Recent data show almost half a million Americans got infected in different locations in a year, with around 15,000 dead due to C. diff.

In a study two years ago, scientists discovered that C. diff was creeping about in six out of seven doctor's clinics in Ohio, with samples found on patients' examining tables and chairs.

Disease control officials are so concerned that are beginning a new study to determine whether people are contracting C. diff in doctors' clinics across the nation.

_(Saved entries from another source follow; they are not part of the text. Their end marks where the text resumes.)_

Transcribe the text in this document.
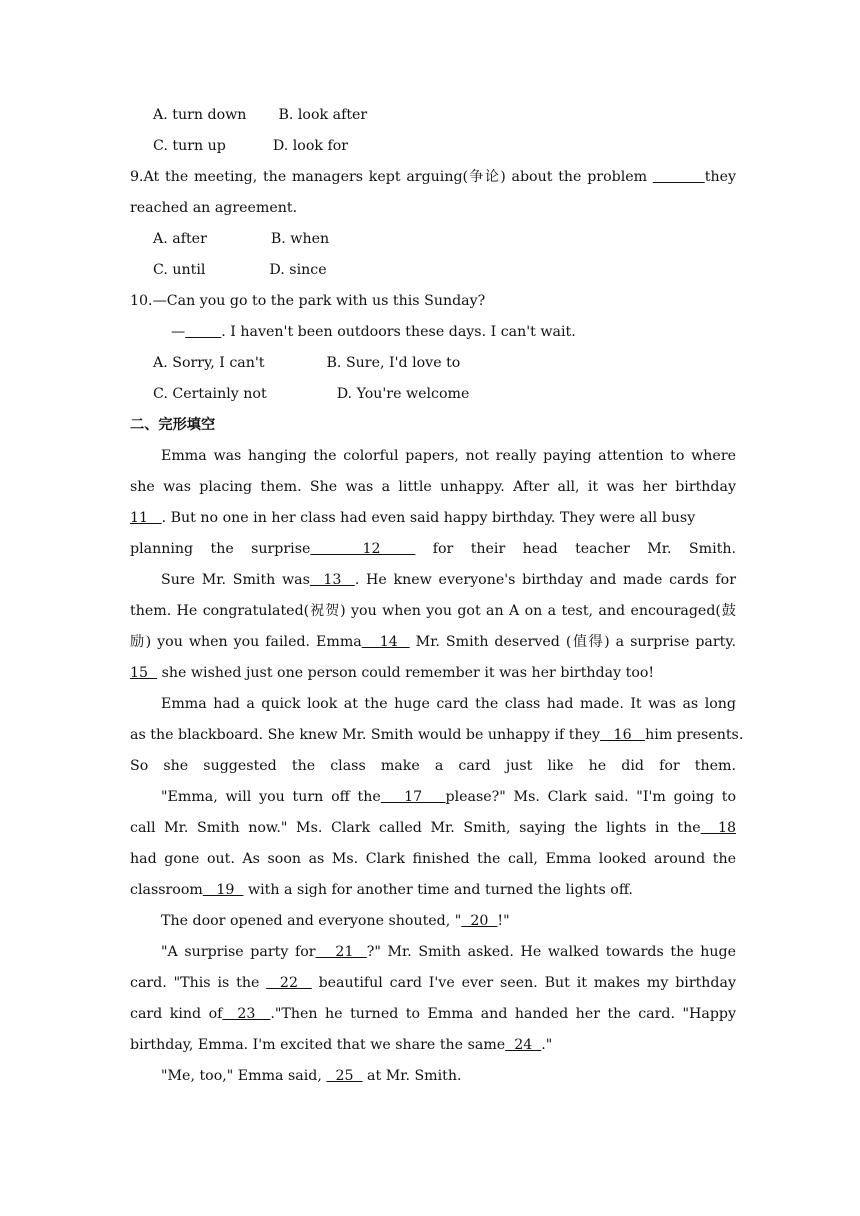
A. turn down B. look after
C. turn up	D. look for
9.At the meeting, the managers kept arguing(争论) about the problem	they
reached an agreement.
A. after	B. when
C. until	D. since
10.—Can you go to the park with us this Sunday?
—	. I haven't been outdoors these days. I can't wait.
A. Sorry, I can't	B. Sure, I'd love to
C. Certainly not	D. You're welcome
二、完形填空
Emma was hanging the colorful papers, not really paying attention to where
she was placing them. She was a little unhappy. After all, it was her birthday
11   . But no one in her class had even said happy birthday. They were all busy
planning the surprise   12   for their head teacher Mr. Smith.
Sure Mr. Smith was  13  . He knew everyone's birthday and made cards for
them. He congratulated(祝贺) you when you got an A on a test, and encouraged(鼓
励) you when you failed. Emma   14   Mr. Smith deserved (值得) a surprise party.
15   she wished just one person could remember it was her birthday too!
Emma had a quick look at the huge card the class had made. It was as long
as the blackboard. She knew Mr. Smith would be unhappy if they   16   him presents.
So she suggested the class make a card just like he did for them.
"Emma, will you turn off the   17   please?" Ms. Clark said. "I'm going to
call Mr. Smith now." Ms. Clark called Mr. Smith, saying the lights in the  18
had gone out. As soon as Ms. Clark finished the call, Emma looked around the
classroom   19   with a sigh for another time and turned the lights off.
The door opened and everyone shouted, "  20  !"
"A surprise party for   21  ?" Mr. Smith asked. He walked towards the huge
card. "This is the   22   beautiful card I've ever seen. But it makes my birthday
card kind of  23  ."Then he turned to Emma and handed her the card. "Happy
birthday, Emma. I'm excited that we share the same  24  ."
"Me, too," Emma said,   25   at Mr. Smith.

A medical epidemiologist at the CDC, Dr. Cliff McDonald, said the bacteria spread is an important matter and doctors have to understand better how patients are getting infected with the bacteria.

While the study is underway, patients are advised to wash their hands after being treated at doctor's offices -- with water and soap because sanitation gels could not get rid of C.diff.

The CDC published its study in The New England Journal of Medicine. The article said 150,000 people who were never near a hospital got infected with C. diff in 2011.

Of those patients, 8 in 10 had been to a dentist's or doctor's office in the 12 weeks while they were being treated.

The center is raising the possibility the new study will eliminate cause-and-effect factors, because it was possible the patients had been infected with the bacteria to start with and had gone to their physicians to get help.

It was also possible that the prescription of antibiotics, and not microbes at the doctor's clinic, led to the infection.